The Criminalization of Business
Letter to the Editor

Under the radar, the Obama administration has exhibited a disturbing tendency to criminalize business. Recently the administration announced that it was opening a criminal investigation into the activities of Goldman Sachs in selling securities backed by subprime mortgage loans. Now comes word that the Food and Drug Administration is considering imposing criminal penalties against Johnson & Johnson's McNeil Consumer Healthcare unit for a "pattern of non-compliance" with rules governing the manufacture of pharmaceutical products. This criminalization of business represents a dramatic expansion of government power that is unwarranted.

In the case of McNeil, the FDA's action is prompted by a series of recalls of contaminated over-the-counter children's medicines. While this is a potentially serious matter, FDA official Joshua Sharfstein recently acknowledged in congressional testimony that "the risk for any child in the United States was remote" and that "[s]o far, FDA has no cases with evidence that a product quality issue contributed to a significant adverse health outcome." Moreover, Mr. Sharfstein's testimony makes clear that the FDA was long aware of potential problems at McNeil's facilities. As he acknowledged, "Before 2009, FDA investigators identified several problems with cGMP compliance at facilities run by McNeil."

Nonetheless, only now has the FDA suggested that criminal penalties are warranted. Moreover, recent comments by FDA officials indicate that this latest action may be part of a wider program to make its regulatory program more "visible" by, among other things, "strengthening…criminal enforcement of FDA's laws."

Government often uses the threat of criminal sanctions merely to harass corporations or for publicity purposes.

The history of the government's use of criminal laws to sanction corporate behavior is not a happy one. Government often uses the threat of criminal sanctions merely to harass corporations or for publicity purposes. For example, in the 1990s, the Department of Justice opened a criminal probe into the conduct of the tobacco industry with much fanfare. However, no one was ever prosecuted for any criminal violations. Rather, the criminal investigation appeared to be merely a means of harassing an industry that was unpopular.

In the few cases in which the government has pursued criminal prosecutions, the consequences have been profoundly negative. For example, the government's pursuit of criminal charges against accounting firm Arthur Andersen led to the breakup of the company and the loss of thousands of jobs.
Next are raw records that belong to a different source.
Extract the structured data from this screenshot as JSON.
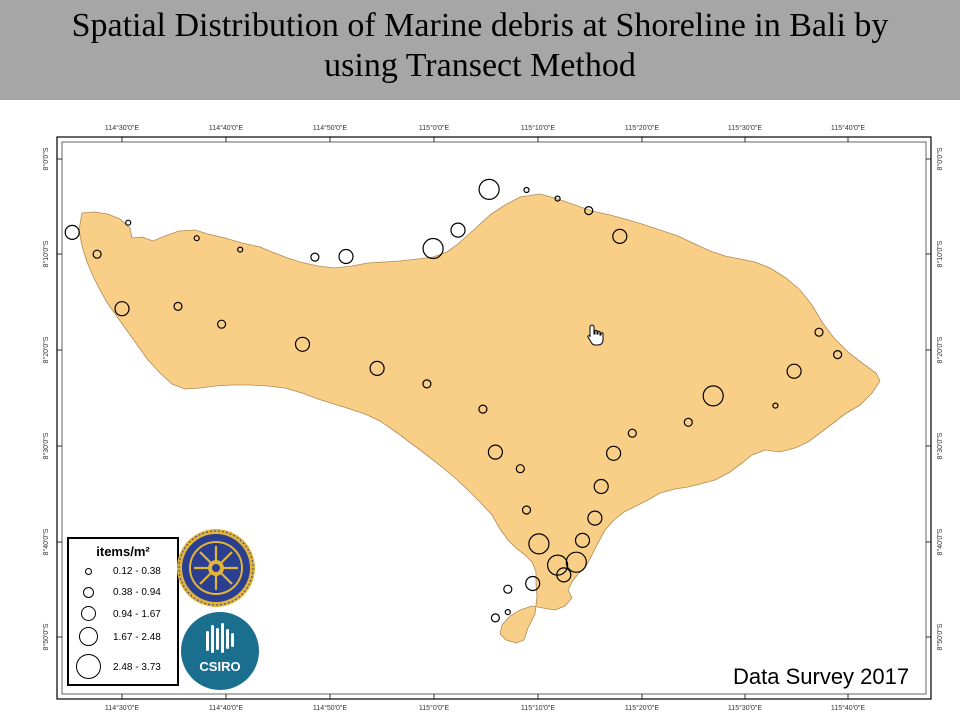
{
  "header": {
    "title_line1": "Spatial Distribution of Marine debris at Shoreline in Bali by",
    "title_line2": "using Transect Method"
  },
  "map": {
    "lon_ticks": [
      "114°30'0\"E",
      "114°40'0\"E",
      "114°50'0\"E",
      "115°0'0\"E",
      "115°10'0\"E",
      "115°20'0\"E",
      "115°30'0\"E",
      "115°40'0\"E"
    ],
    "lat_ticks": [
      "8°0'0\"S",
      "8°10'0\"S",
      "8°20'0\"S",
      "8°30'0\"S",
      "8°40'0\"S",
      "8°50'0\"S"
    ],
    "land_color": "#f9cf87",
    "coast_color": "#b08a55",
    "sample_sites": [
      {
        "lon": 114.51,
        "lat": -8.111,
        "class": 1
      },
      {
        "lon": 114.62,
        "lat": -8.138,
        "class": 1
      },
      {
        "lon": 114.69,
        "lat": -8.158,
        "class": 1
      },
      {
        "lon": 114.81,
        "lat": -8.171,
        "class": 2
      },
      {
        "lon": 114.86,
        "lat": -8.17,
        "class": 3
      },
      {
        "lon": 115.0,
        "lat": -8.156,
        "class": 4
      },
      {
        "lon": 115.04,
        "lat": -8.124,
        "class": 3
      },
      {
        "lon": 115.09,
        "lat": -8.053,
        "class": 4
      },
      {
        "lon": 115.15,
        "lat": -8.054,
        "class": 1
      },
      {
        "lon": 115.2,
        "lat": -8.069,
        "class": 1
      },
      {
        "lon": 115.25,
        "lat": -8.09,
        "class": 2
      },
      {
        "lon": 115.3,
        "lat": -8.135,
        "class": 3
      },
      {
        "lon": 115.62,
        "lat": -8.302,
        "class": 2
      },
      {
        "lon": 115.65,
        "lat": -8.341,
        "class": 2
      },
      {
        "lon": 115.58,
        "lat": -8.37,
        "class": 3
      },
      {
        "lon": 115.55,
        "lat": -8.43,
        "class": 1
      },
      {
        "lon": 115.45,
        "lat": -8.413,
        "class": 4
      },
      {
        "lon": 115.41,
        "lat": -8.459,
        "class": 2
      },
      {
        "lon": 115.32,
        "lat": -8.478,
        "class": 2
      },
      {
        "lon": 115.29,
        "lat": -8.513,
        "class": 3
      },
      {
        "lon": 115.27,
        "lat": -8.571,
        "class": 3
      },
      {
        "lon": 115.26,
        "lat": -8.626,
        "class": 3
      },
      {
        "lon": 115.17,
        "lat": -8.671,
        "class": 4
      },
      {
        "lon": 115.15,
        "lat": -8.612,
        "class": 2
      },
      {
        "lon": 115.14,
        "lat": -8.54,
        "class": 2
      },
      {
        "lon": 115.1,
        "lat": -8.511,
        "class": 3
      },
      {
        "lon": 115.08,
        "lat": -8.436,
        "class": 2
      },
      {
        "lon": 114.99,
        "lat": -8.392,
        "class": 2
      },
      {
        "lon": 114.91,
        "lat": -8.365,
        "class": 3
      },
      {
        "lon": 114.79,
        "lat": -8.323,
        "class": 3
      },
      {
        "lon": 114.66,
        "lat": -8.288,
        "class": 2
      },
      {
        "lon": 114.59,
        "lat": -8.257,
        "class": 2
      },
      {
        "lon": 114.5,
        "lat": -8.261,
        "class": 3
      },
      {
        "lon": 114.46,
        "lat": -8.166,
        "class": 2
      },
      {
        "lon": 114.42,
        "lat": -8.128,
        "class": 3
      },
      {
        "lon": 115.12,
        "lat": -8.75,
        "class": 2
      },
      {
        "lon": 115.16,
        "lat": -8.74,
        "class": 3
      },
      {
        "lon": 115.2,
        "lat": -8.708,
        "class": 4
      },
      {
        "lon": 115.23,
        "lat": -8.703,
        "class": 4
      },
      {
        "lon": 115.21,
        "lat": -8.725,
        "class": 3
      },
      {
        "lon": 115.12,
        "lat": -8.79,
        "class": 1
      },
      {
        "lon": 115.1,
        "lat": -8.8,
        "class": 2
      },
      {
        "lon": 115.24,
        "lat": -8.665,
        "class": 3
      }
    ]
  },
  "legend": {
    "title": "items/m²",
    "classes": [
      {
        "label": "0.12 - 0.38"
      },
      {
        "label": "0.38 - 0.94"
      },
      {
        "label": "0.94 - 1.67"
      },
      {
        "label": "1.67 - 2.48"
      },
      {
        "label": "2.48 - 3.73"
      }
    ]
  },
  "logos": {
    "university_seal_icon": "university-seal",
    "csiro_logo_icon": "csiro-logo",
    "csiro_color": "#1a6e8e",
    "seal_color": "#2a3f8f",
    "seal_gold": "#e2b43c"
  },
  "footer": {
    "survey_label": "Data Survey 2017"
  }
}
As a result, the lives of numerous individuals who had nothing to do with any alleged wrongdoing were turned upside down. These consequences were particularly troubling given that the Supreme Court ultimately overturned the company's criminal conviction, finding that the jury instructions given at trial suffered from a series of flaws.

This history demonstrates that government should exercise extreme caution before exercising its power to initiate criminal proceedings. This is particularly true in the current climate, where business is already struggling with economic uncertainty and new regulatory burdens imposed by the Obama administration. Adding another concern for business is the last thing we need right now.

Douglas Smith is an adjunct scholar at AEI.